While American readers were slow to catch on, Fitzgerald had no compunction against praising what he called his "consciously artistic achievement." Gatsby, like many of Fitzgerald's novels, drew significantly from the author's intimate preoccupations. Its very story, that of the ambitious Jay Gatsby and his attempt to climb through society and into Daisy’s heart, was heavily inspired by Fitzgerald’s own life and anxieties. He also created his narrator, Nick Carraway, in part in his own image. Like Carraway, Fitzgerald came from humble Midwest origins, and frequently felt himself an outsider among his esteemed acquaintances: more observer than participant. For much of his life, he was underpaid, underappreciated, and underachieving. But Gatsby is the closest any character comes to a Fitzgeraldian ideal. Both were men who began with little wealth, but had great hopes to ascend in status and to become worthy of the adoration of their true love.
Fitzgerald first met Zelda Sayre at a country club in 1918. Zelda came from a wealthy family and was a member of Alabama’s high society. She initially echoed her family’s opinion that Fitzgerald was financially unfit to make a suitable husband. Determined to win her favor, Fitzgerald began writing prolifically, both articles and fiction, in order to make a name for himself. After much epistolary correspondence, and the success of his first novel, This Side of Paradise, Zelda accepted Fitzgerald’s second proposal of marriage.
The couple enjoyed a life of opulence. They were familiar with the rich and artistic in New York and Paris, and cemented themselves as members of The Lost Generation. Fitzgerald coined the term "jazz age," and referred to his wife Zelda as the first flapper. Despite being so ingrained in his time and place, Fitzgerald never felt like he really belonged. Whether it was during his undergraduate career at Princeton, or rubbing shoulders with creative elites in France, he didn't feel at home in the social circles he aspired to. At his core, he was still a Midwestern man of middle class origins who never felt comfortable with his tenuous success.

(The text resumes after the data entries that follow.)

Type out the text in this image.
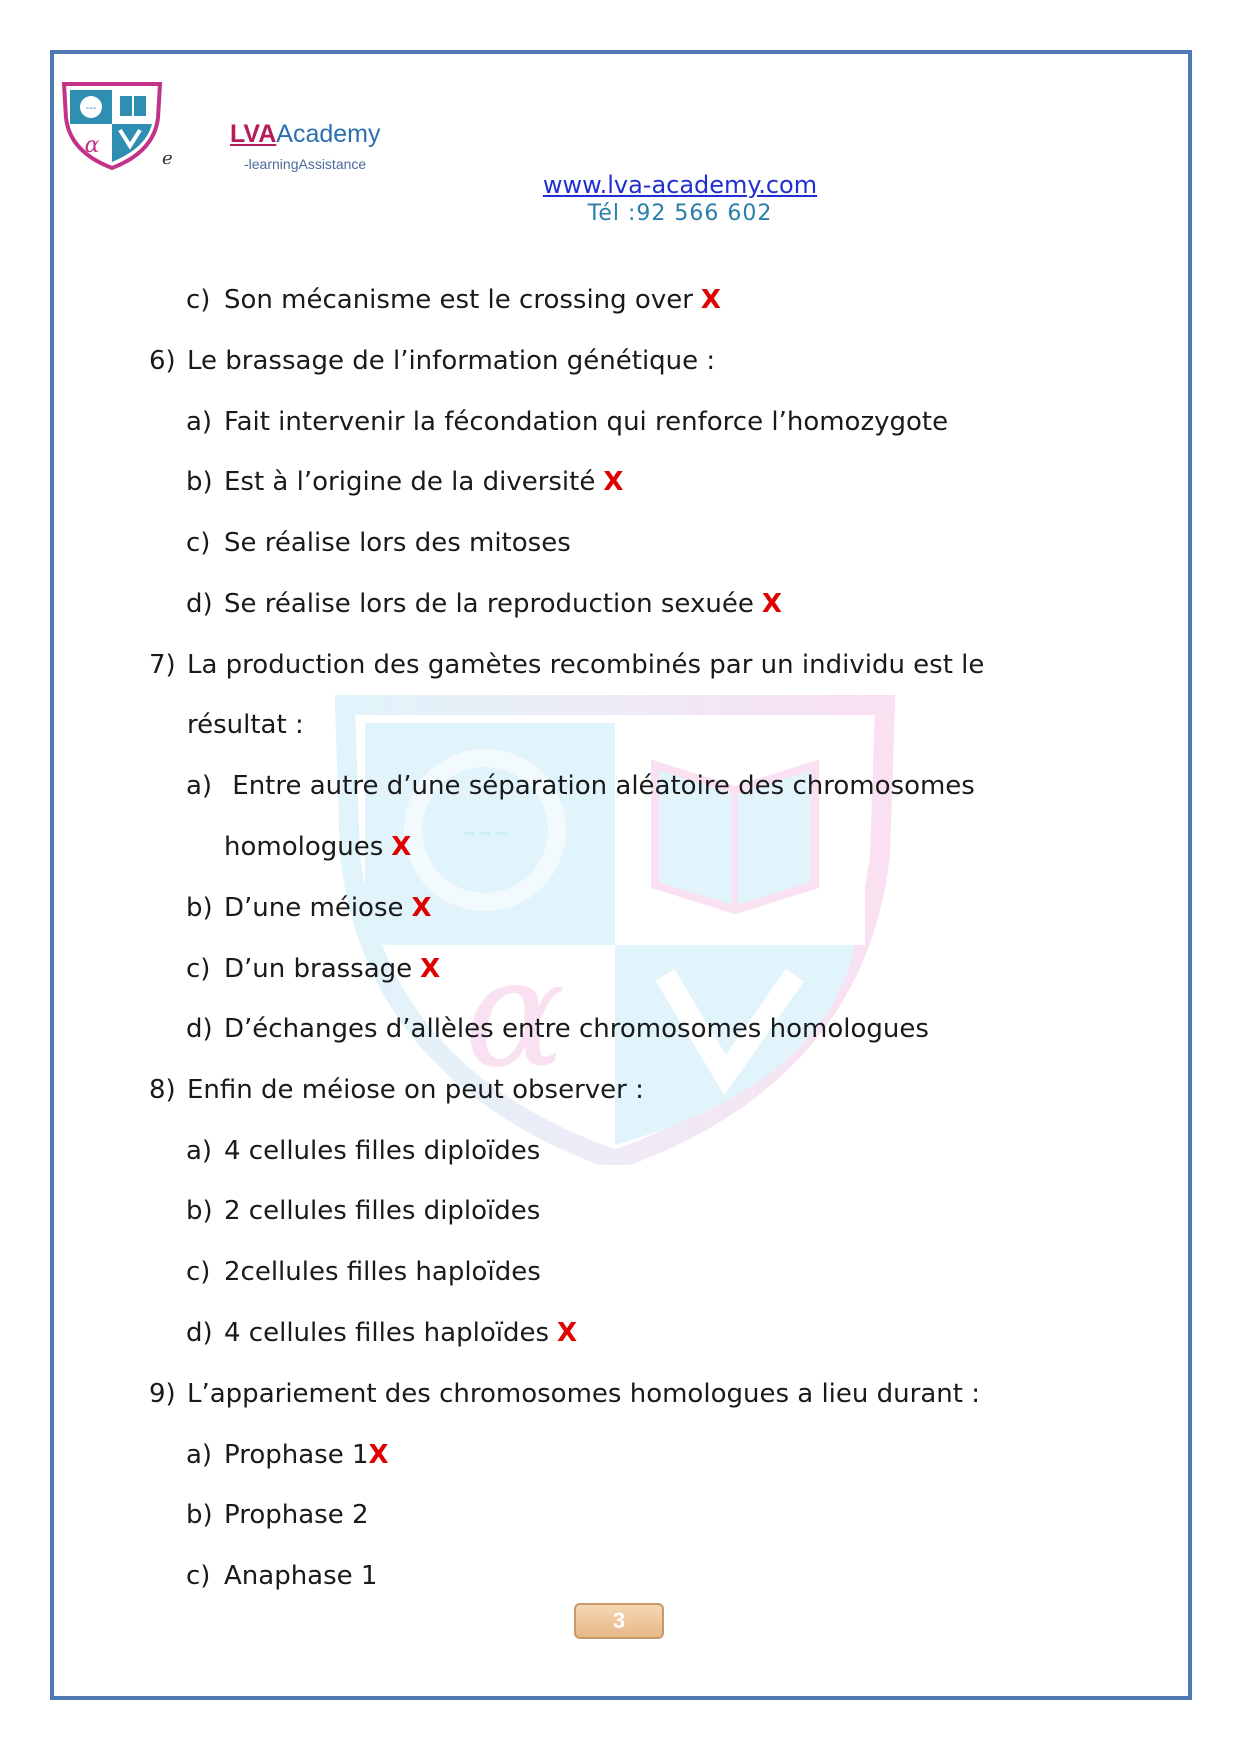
---
α
e
LVAAcademy
-learningAssistance
www.lva-academy.com
Tél :92 566 602
---
α
c) Son mécanisme est le crossing over X
6) Le brassage de l’information génétique :
a) Fait intervenir la fécondation qui renforce l’homozygote
b) Est à l’origine de la diversité X
c) Se réalise lors des mitoses
d) Se réalise lors de la reproduction sexuée X
7) La production des gamètes recombinés par un individu est le
résultat :
a) Entre autre d’une séparation aléatoire des chromosomes
homologues X
b) D’une méiose X
c) D’un brassage X
d) D’échanges d’allèles entre chromosomes homologues
8) Enfin de méiose on peut observer :
a) 4 cellules filles diploïdes
b) 2 cellules filles diploïdes
c) 2cellules filles haploïdes
d) 4 cellules filles haploïdes X
9) L’appariement des chromosomes homologues a lieu durant :
a) Prophase 1X
b) Prophase 2
c) Anaphase 1
3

Fitzgerald’s unpredictable income caused him to work on stories, articles, and Hollywood screenplays that he seldom believed in. He would deprecate himself as a “hack,” writing pieces with the sole intent of selling them. He believed in Gatsby, however, although his faith in the book was not shared until after his death.
“Fitzgerald’s Latest A Dud” was The New York Times’ headline for the review of Gatsby in 1925. At the end of Fitzgerald’s life, at the age of just 44, his publisher still had many copies of the first edition gathering dust in a warehouse. “My God, I am a forgotten man,” Fitzgerald wrote to Zelda when The Great Gatsby ceased to be published by The Modern Library. It seemed everyone had neglected his work.
It was only when a massive initiative began during World War II to distribute over 110 million books to soldiers abroad that public opinion changed regarding the novel. The Great Gatsby was one of the novels chosen, printed in editions designed to fit in a soldier’s back pocket. Finally, in the hands of American soldiers, the work began to achieve the popularity it has enjoyed ever since. From humble beginnings to gigantic success, this Great American Novel tells a typically American story, one of success and tragedy, a story that echoes too well Fitzgerald's own life.